Sunday 16 October 2011

1999 Baz Luhrmann: Everybody's Free (To Wear Sunscreen)

It seems of late that at least once a month a friend or 'acquaintance' will forward me some viral email or Facebook message that sets out a heart-warming story and/or piece of homespun wisdom. The fact they usually end threatening of luck of the worst kind if I don't forward it to ten people in my address book by the next full moon is a bit of a downer but hey, no worries - I'm not the superstitious type so these things go straight in the bin anyway, though I confess that occasionally even a hard nosed cynic like me will read something in them that strikes a chord or two before they're deleted.

Being nothing more than a voice actor reciting journalist Mary Schmich's 1997 'commencement speech' (that appeared in the Chicago Tribune) over the choral version of Rozalla's 'Everybody's Free (To Feel Good)', I tend to regard 'Everybody's Free (To Wear Sunscreen)' as essentially a 1999 version of those emails. Though far less of a novelty in our modern, e-communication overloaded times, it was moreso of one in 1999 and for the want of anything better to say, your reaction to it is going to depend on your own attitude to the content of the spam mails I mentioned above.

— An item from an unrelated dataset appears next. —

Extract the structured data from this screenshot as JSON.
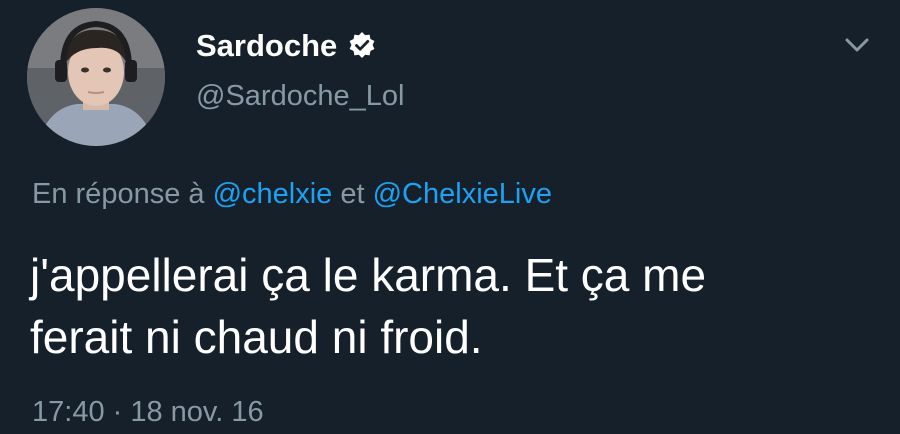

Schmich's very American ("Live in New York City once, but leave before it makes you hard"), right leaning ("Don't expect anyone else to support you"), slightly self satisfied recipe for a wholesome life won't be for everyone, but there's nothing that's going to raise too many hackles. The sort of 'common sense' granny used to dispense, for my own part I'd have found more value in a hardcore remix of Renton's 'Choose Life' speech from 'Trainspotting', or the "You're not your job. You're not how much money you have in the bank.You're not the car you drive.You're not the contents of your wallet" speech from Palahniuk's 'Fight Club', but horses for courses I guess.


'Everybody's Free (To Wear Sunscreen)' stands as a curio from a more technologically backward, less media intrusive era where mail still came through the letterbox and people had to actively go to information instead of it coming to them, unwanted and unasked for. On occasions when it did, like this, then the message took on more inherent 'worth' and 'value' by its sheer 'not heard that before' novelty. Harmless enough I guess, but lifestyle sloganeering belongs on posters, badges and newspaper columns......anywhere really besides at the top of the charts.